Applied Physical Sciences lives in the collaborative space between science and engineering, combining knowledge and discovery with an engineering mindset, team-based science, and entrepreneurship to address real-world problems. Organized around “Ideas to Impacts,” the Department will unite with campus themes in health, water and energy to help Carolina continue to be a leader in science innovation and the application of knowledge.
New faculty hired into Applied Physical Sciences will join an extensive interdisciplinary environment including a number of applied scientists in other departments who have been instrumental in the formation of the Department. Affiliated faculty have utilized nanotechnology to target drug treatments for cancer and for cystic fibrosis, among other diseases. They have developed improved “lab on a chip” technologies to develop new devices for clinical diagnostics and for environmental monitoring. And they are working across many fronts to make solar energy more economical.

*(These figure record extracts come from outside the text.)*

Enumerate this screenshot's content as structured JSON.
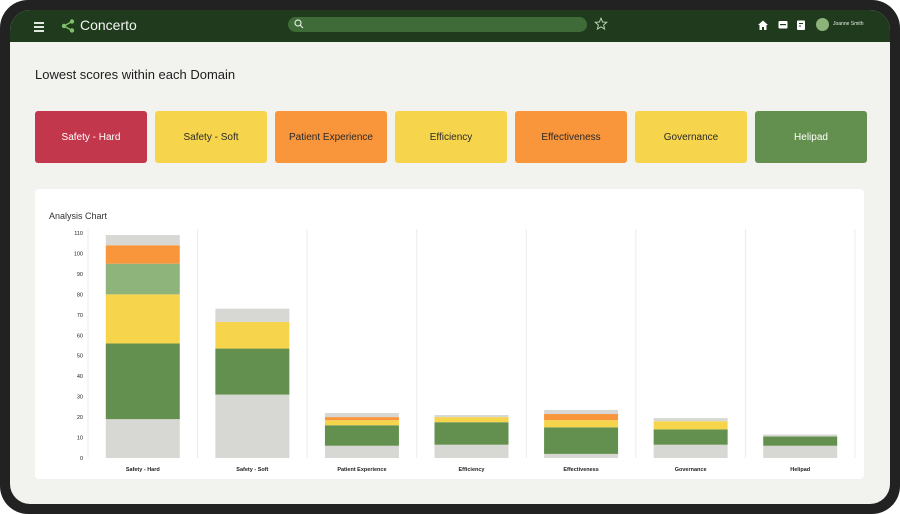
{
  "app": {
    "brand": "Concerto",
    "user_name": "Joanne Smith"
  },
  "search": {
    "value": "",
    "placeholder": ""
  },
  "icons": [
    "menu-icon",
    "logo-icon",
    "search-icon",
    "star-icon",
    "home-icon",
    "chat-icon",
    "document-icon"
  ],
  "section_title": "Lowest scores within each Domain",
  "domains": [
    {
      "label": "Safety - Hard",
      "color": "#c2374b",
      "text_color": "#ffffff"
    },
    {
      "label": "Safety - Soft",
      "color": "#f6d44c",
      "text_color": "#2a2a2a"
    },
    {
      "label": "Patient Experience",
      "color": "#f9953a",
      "text_color": "#2a2a2a"
    },
    {
      "label": "Efficiency",
      "color": "#f6d44c",
      "text_color": "#2a2a2a"
    },
    {
      "label": "Effectiveness",
      "color": "#f9953a",
      "text_color": "#2a2a2a"
    },
    {
      "label": "Governance",
      "color": "#f6d44c",
      "text_color": "#2a2a2a"
    },
    {
      "label": "Helipad",
      "color": "#64904f",
      "text_color": "#ffffff"
    }
  ],
  "chart_data": {
    "type": "bar",
    "stacked": true,
    "title": "Analysis Chart",
    "xlabel": "",
    "ylabel": "",
    "ylim": [
      0,
      110
    ],
    "yticks": [
      0,
      10,
      20,
      30,
      40,
      50,
      60,
      70,
      80,
      90,
      100,
      110
    ],
    "grid": "vertical",
    "legend": "none",
    "categories": [
      "Safety - Hard",
      "Safety - Soft",
      "Patient Experience",
      "Efficiency",
      "Effectiveness",
      "Governance",
      "Helipad"
    ],
    "series": [
      {
        "color": "#d7d8d3",
        "values": [
          19,
          31,
          6,
          6.5,
          2,
          6.5,
          6
        ]
      },
      {
        "color": "#64904f",
        "values": [
          37,
          22.5,
          10,
          11,
          13,
          7.5,
          4.5
        ]
      },
      {
        "color": "#f6d44c",
        "values": [
          24,
          13,
          2.5,
          2.5,
          3.5,
          4,
          0
        ]
      },
      {
        "color": "#8fb47b",
        "values": [
          15,
          0,
          0,
          0,
          0,
          0,
          0
        ]
      },
      {
        "color": "#f9953a",
        "values": [
          9,
          0,
          1.5,
          0,
          3,
          0,
          0
        ]
      },
      {
        "color": "#d7d8d3",
        "values": [
          5,
          6.5,
          2,
          1,
          2,
          1.5,
          1
        ]
      }
    ]
  }
}
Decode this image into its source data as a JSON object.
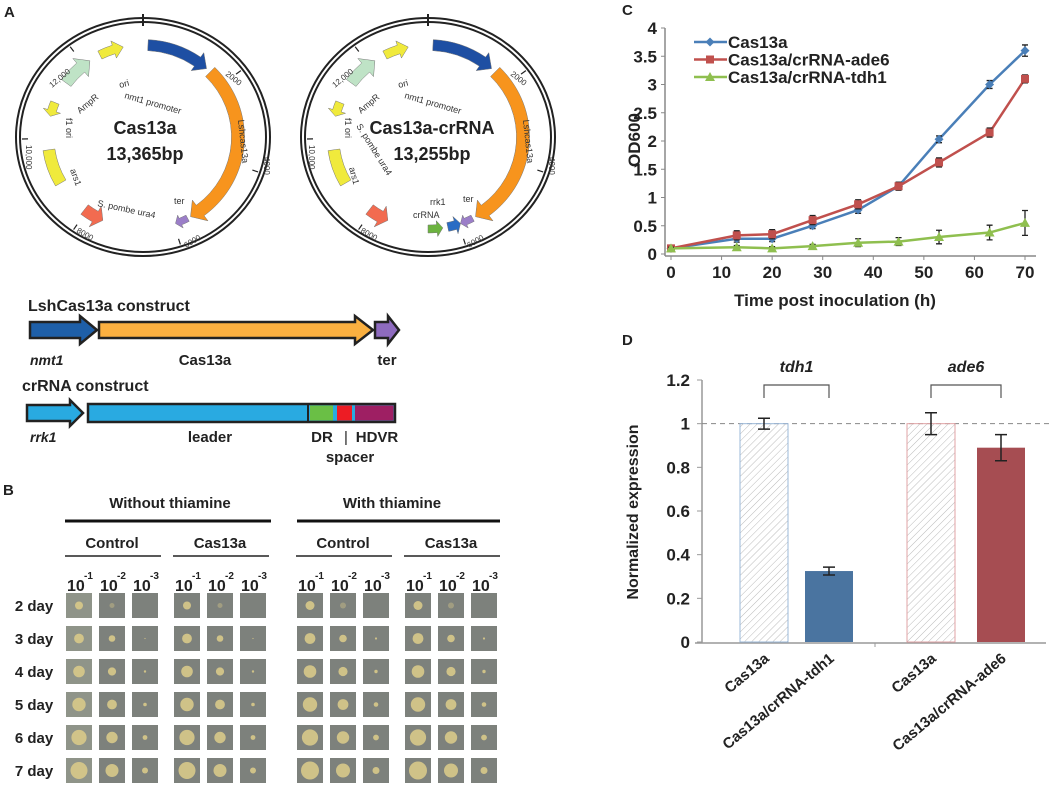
{
  "panels": {
    "a": "A",
    "b": "B",
    "c": "C",
    "d": "D"
  },
  "plasmids": [
    {
      "name": "Cas13a",
      "size": "13,365bp",
      "labels": {
        "ori": "ori",
        "nmt1": "nmt1 promoter",
        "ampr": "AmpR",
        "f1": "f1 ori",
        "ars1": "ars1",
        "ura4": "S. pombe ura4",
        "ter": "ter",
        "cas": "Lshcas13a"
      }
    },
    {
      "name": "Cas13a-crRNA",
      "size": "13,255bp",
      "labels": {
        "ori": "ori",
        "nmt1": "nmt1 promoter",
        "ampr": "AmpR",
        "f1": "f1 ori",
        "ars1": "ars1",
        "ura4": "S. pombe ura4",
        "ter": "ter",
        "cas": "Lshcas13a",
        "rrk1": "rrk1",
        "crrna": "crRNA"
      }
    }
  ],
  "plasmid_ticks": [
    "2000",
    "4000",
    "6000",
    "8000",
    "10,000",
    "12,000"
  ],
  "constructs": {
    "lsh": {
      "title": "LshCas13a  construct",
      "promoter": "nmt1",
      "gene": "Cas13a",
      "ter": "ter"
    },
    "crrna": {
      "title": "crRNA  construct",
      "promoter": "rrk1",
      "leader": "leader",
      "dr": "DR",
      "sep": "|",
      "hdvr": "HDVR",
      "spacer": "spacer"
    }
  },
  "panel_b": {
    "conditions": [
      "Without thiamine",
      "With thiamine"
    ],
    "strains": [
      "Control",
      "Cas13a",
      "Control",
      "Cas13a"
    ],
    "dilutions": [
      {
        "base": "10",
        "exp": "-1"
      },
      {
        "base": "10",
        "exp": "-2"
      },
      {
        "base": "10",
        "exp": "-3"
      }
    ],
    "days": [
      "2 day",
      "3 day",
      "4 day",
      "5 day",
      "6 day",
      "7 day"
    ]
  },
  "colors": {
    "cas13a": "#4a7fb8",
    "ade6": "#c0504d",
    "tdh1": "#8fbf4f",
    "bar_tdh1": "#4a74a0",
    "bar_ade6": "#a64d52",
    "nmt1": "#1e4fa3",
    "lshcas13a": "#f7941d",
    "ter": "#9b7ec8",
    "ura4": "#f26b50",
    "yellow": "#f0ea3c",
    "ampr": "#bfe3c6",
    "crrna_green": "#6cb33f",
    "rrk1": "#2a6cc4",
    "leader": "#29aae1",
    "dr": "#6abf45",
    "spacer": "#ed1c24",
    "hdvr": "#9e1f63"
  },
  "chart_data": [
    {
      "type": "line",
      "xlabel": "Time post inoculation (h)",
      "ylabel": "OD600",
      "xlim": [
        0,
        70
      ],
      "ylim": [
        0,
        4
      ],
      "xticks": [
        "0",
        "10",
        "20",
        "30",
        "40",
        "50",
        "60",
        "70"
      ],
      "yticks": [
        "0",
        "0.5",
        "1",
        "1.5",
        "2",
        "2.5",
        "3",
        "3.5",
        "4"
      ],
      "legend": "top-left",
      "x": [
        0,
        13,
        20,
        28,
        37,
        45,
        53,
        63,
        70
      ],
      "series": [
        {
          "name": "Cas13a",
          "marker": "diamond",
          "values": [
            0.1,
            0.27,
            0.27,
            0.5,
            0.78,
            1.2,
            2.03,
            3.0,
            3.6
          ],
          "errors": [
            0.03,
            0.06,
            0.05,
            0.05,
            0.06,
            0.07,
            0.06,
            0.07,
            0.1
          ]
        },
        {
          "name": "Cas13a/crRNA-ade6",
          "marker": "square",
          "values": [
            0.1,
            0.33,
            0.35,
            0.6,
            0.88,
            1.2,
            1.62,
            2.15,
            3.1
          ],
          "errors": [
            0.03,
            0.08,
            0.08,
            0.08,
            0.08,
            0.07,
            0.08,
            0.08,
            0.07
          ]
        },
        {
          "name": "Cas13a/crRNA-tdh1",
          "marker": "triangle",
          "values": [
            0.1,
            0.12,
            0.1,
            0.14,
            0.2,
            0.22,
            0.3,
            0.38,
            0.55
          ],
          "errors": [
            0.02,
            0.03,
            0.03,
            0.03,
            0.07,
            0.07,
            0.12,
            0.13,
            0.22
          ]
        }
      ]
    },
    {
      "type": "bar",
      "ylabel": "Normalized expression",
      "ylim": [
        0,
        1.2
      ],
      "yticks": [
        "0",
        "0.2",
        "0.4",
        "0.6",
        "0.8",
        "1",
        "1.2"
      ],
      "reference_line": 1,
      "groups": [
        {
          "label": "tdh1",
          "categories": [
            "Cas13a",
            "Cas13a/crRNA-tdh1"
          ],
          "values": [
            1.0,
            0.325
          ],
          "errors": [
            0.025,
            0.018
          ],
          "styles": [
            "hatched",
            "solid"
          ]
        },
        {
          "label": "ade6",
          "categories": [
            "Cas13a",
            "Cas13a/crRNA-ade6"
          ],
          "values": [
            1.0,
            0.89
          ],
          "errors": [
            0.05,
            0.06
          ],
          "styles": [
            "hatched",
            "solid"
          ]
        }
      ]
    }
  ]
}
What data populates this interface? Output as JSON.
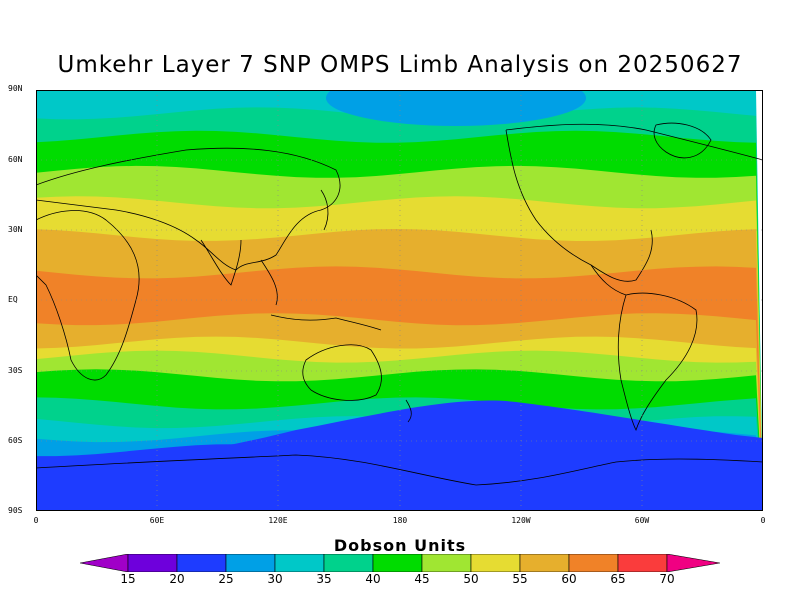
{
  "title": "Umkehr Layer 7 SNP OMPS Limb Analysis on 20250627",
  "lat_labels": [
    "90N",
    "60N",
    "30N",
    "EQ",
    "30S",
    "60S",
    "90S"
  ],
  "lon_labels": [
    "0",
    "60E",
    "120E",
    "180",
    "120W",
    "60W",
    "0"
  ],
  "colorbar": {
    "title": "Dobson Units",
    "tick_labels": [
      "15",
      "20",
      "25",
      "30",
      "35",
      "40",
      "45",
      "50",
      "55",
      "60",
      "65",
      "70"
    ],
    "colors": [
      "#a000c8",
      "#6e00dc",
      "#1e3cff",
      "#00a0e6",
      "#00c8c8",
      "#00d28c",
      "#00dc00",
      "#a0e632",
      "#e6dc32",
      "#e6af2d",
      "#f08228",
      "#fa3c3c",
      "#f00082"
    ]
  },
  "map_bands": [
    {
      "lat": 90,
      "color": "#00c8c8"
    },
    {
      "lat": 80,
      "color": "#00d28c"
    },
    {
      "lat": 70,
      "color": "#00dc00"
    },
    {
      "lat": 55,
      "color": "#a0e632"
    },
    {
      "lat": 42,
      "color": "#e6dc32"
    },
    {
      "lat": 28,
      "color": "#e6af2d"
    },
    {
      "lat": 12,
      "color": "#f08228"
    },
    {
      "lat": -8,
      "color": "#e6af2d"
    },
    {
      "lat": -18,
      "color": "#e6dc32"
    },
    {
      "lat": -24,
      "color": "#a0e632"
    },
    {
      "lat": -32,
      "color": "#00dc00"
    },
    {
      "lat": -44,
      "color": "#00d28c"
    },
    {
      "lat": -52,
      "color": "#00c8c8"
    },
    {
      "lat": -58,
      "color": "#00a0e6"
    },
    {
      "lat": -64,
      "color": "#1e3cff"
    }
  ]
}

Professor Richard Superfine, Department Chair
As the Department continues to expand, we will work with these affiliates and others to successfully address some of the great “What if?” questions of our era, using new advanced materials for applications that enhance health, improve water quality and sustainability, and make the scientific and technological advances that will be central to our energy future.
Drawing on the talents of faculty and researchers across the University of North Carolina – Chapel Hill, one of the highest rated educational institutions in the country, as well as those of individuals at other universities and research institutions in the Triangle, the Department of Applied Physical Sciences is on the cutting edge of the research and development, creating materials, methodologies, and solutions that will have worldwide impact for decades to come.
The Department of Applied Physical Sciences educates the next generation of groundbreaking and entrepreneurial scientists in its nationally ranked Material Sciences graduate program. In the future, the Department will extend this training to a new Applied Sciences undergraduate major that embraces and leverages the Carolina culture in the liberal arts and innovation.